Even couples in the healthiest of relationships get into arguments sometimes; that’s only natural when two people who care about each other spend a lot of time together. Even though it’s completely normal to disagree every now and again, it’s important to de-escalate arguments to ensure tiny disagreements don’t snowball into larger issues.
When Arguments Escalate
When arguments escalate, and de-escalation is no longer a viable option, it’s important to seek an experienced domestic violence lawyer in Tucson that understands what you are going through and can help.
The legal term “domestic violence” refers to disputes that go beyond a disagreement or petty argument. Instead, domestic violence refers to an act of violence or abuse such as:
- Disorderly Conduct
- Unwanted Sexual Or Physical Contact
- Other Criminal Charges
Step Away From the Situation
One of the best ways to de-escalate an argument is to physically and emotionally step away from the situation. This is not to be confused with avoiding the other person, ignoring them, ghosting them, or stonewalling them. Instead, communicate with your partner that you need time to clear your head, gather your thoughts, and then come back to the disagreement with fresh eyes.
Rather than shutting the other person out, clearly stating that you just need time to step away can be a healthy way to de-escalate an argument. One way to do this is to just go to another room. In fact, changing the space you are in can end an emotional loop many people get stuck in when struggling with an argument or disagreement, especially with people they care about, like their partner.
Take a Few Deep Breaths
If you’re struggling to get away from a heated situation, try taking a few deep breaths first. Count to ten to give yourself a few moments just to collect yourself.
Typically, this will allow you to think more clearly. Other ways to regulate your nervous system can also help in situations like these.
Hear Your Partner Out and Be Open Minded
Yes, it may seem cliche, but it can help! Take the time to understand where your partner is coming from. When two people are arguing, it can be easy to only hear negative buzzwords and then respond inappropriately.
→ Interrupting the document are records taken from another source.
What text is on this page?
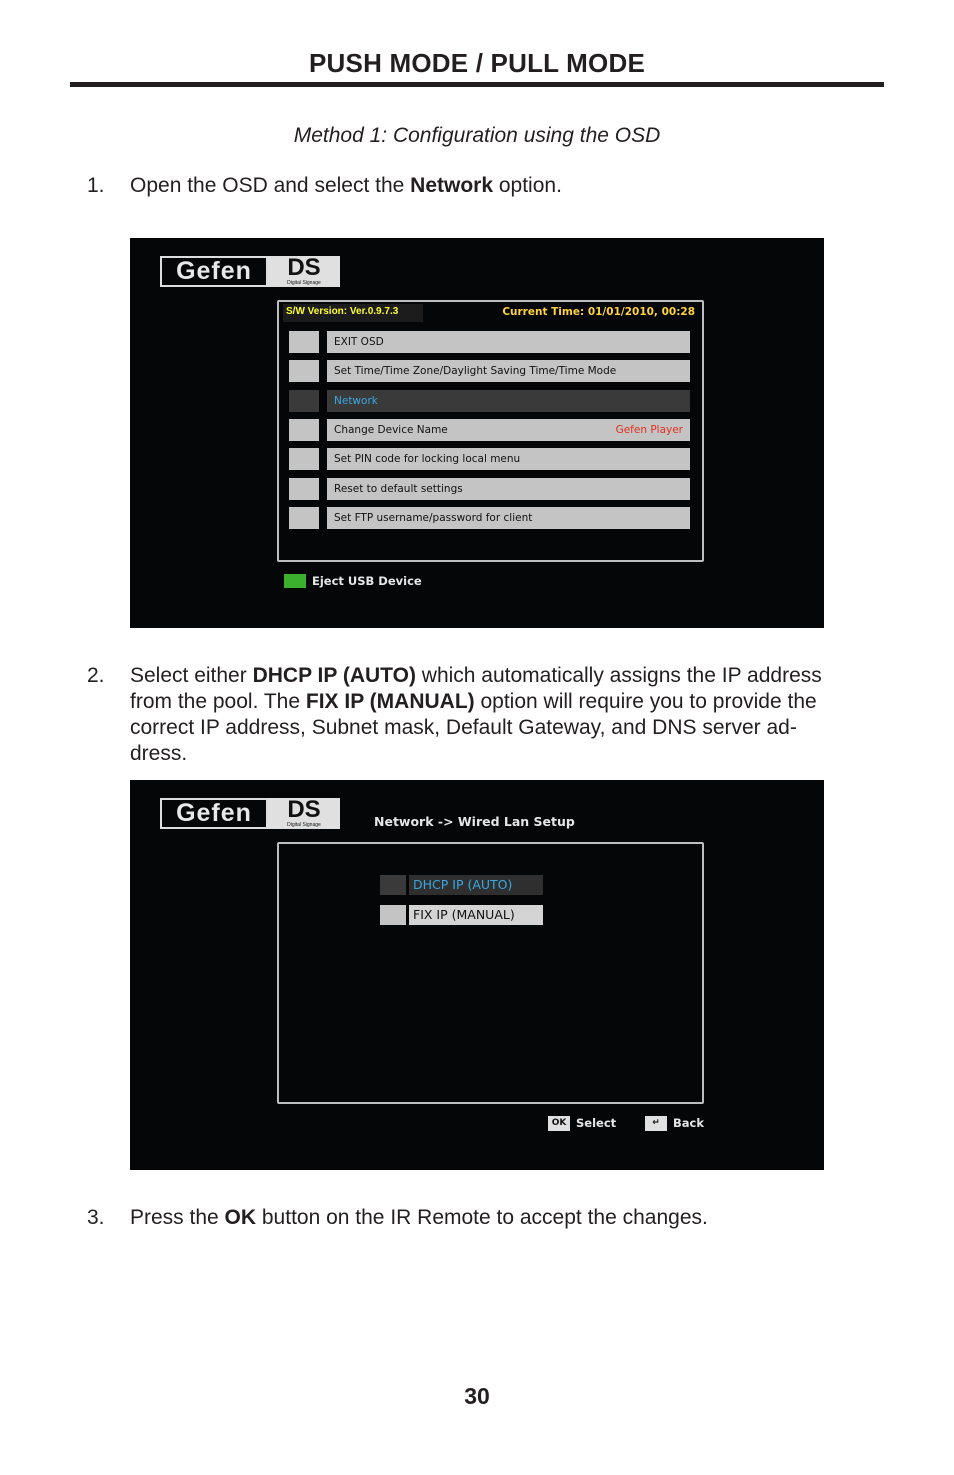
PUSH MODE / PULL MODE
Method 1: Configuration using the OSD
1. Open the OSD and select the Network option.
Gefen	DS
Digital Signage
S/W Version: Ver.0.9.7.3	Current Time: 01/01/2010, 00:28
EXIT OSD
Set Time/Time Zone/Daylight Saving Time/Time Mode
Network
Change Device Name	Gefen Player
Set PIN code for locking local menu
Reset to default settings
Set FTP username/password for client
Eject USB Device
2. Select either DHCP IP (AUTO) which automatically assigns the IP address from the pool. The FIX IP (MANUAL) option will require you to provide the correct IP address, Subnet mask, Default Gateway, and DNS server ad-dress.
Gefen	DS
Digital Signage	Network -> Wired Lan Setup
DHCP IP (AUTO)
FIX IP (MANUAL)
OK Select	↵	Back
3. Press the OK button on the IR Remote to accept the changes.
30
However, this is how arguments can escalate. Instead, try tactics like active listening – rather than focusing on formulating your own thoughts and responses, look your partner in the eye and make an attempt to hear them out.
Clarify if you understand your partner’s point of view. By indicating that you understand their point of view, you can work through any misunderstandings and try to get on the same page together.
By attempting to see others’ points of view, you can encourage a form of de-escalation not necessarily based on changing the others’ opinion but instead conveying that you are trying to understand where your partner is coming from, therefore turning down the tension.
Put Yourself in Their Shoes
Another way to do this is to use “I” instead of “You” when expressing yourself, due to the accusatory feeling “You” creates. By using the word “You,” you may unintentionally paint the blame on your partner.
Working together as a team to solve the issue is ideal. You are both entitled to your opinions, and your feelings are valid. Let your partner’s viewpoint be laid out.
Rather than saying something like, “You make me feel…,” try statements that allow you to take ownership of your feelings: “I feel like…” will help the two of you analyze the root of those feelings and dissect the cause and effect together.
Change the Tone
Changing the tone of an argument can also help de-escalate it, diffusing the tension in the room. When a fight begins to escalate, switch to a calmer tone to remain in a safer space.
When arguments escalate and tones shift, you might say something you don’t mean out of anger. Interjecting with a joke or caring sentiment can act as damage control.
Never yell or scream – as soon as you or your partner raises your voice, emotion has gotten the better of you. Instead, try to remain calm and logical.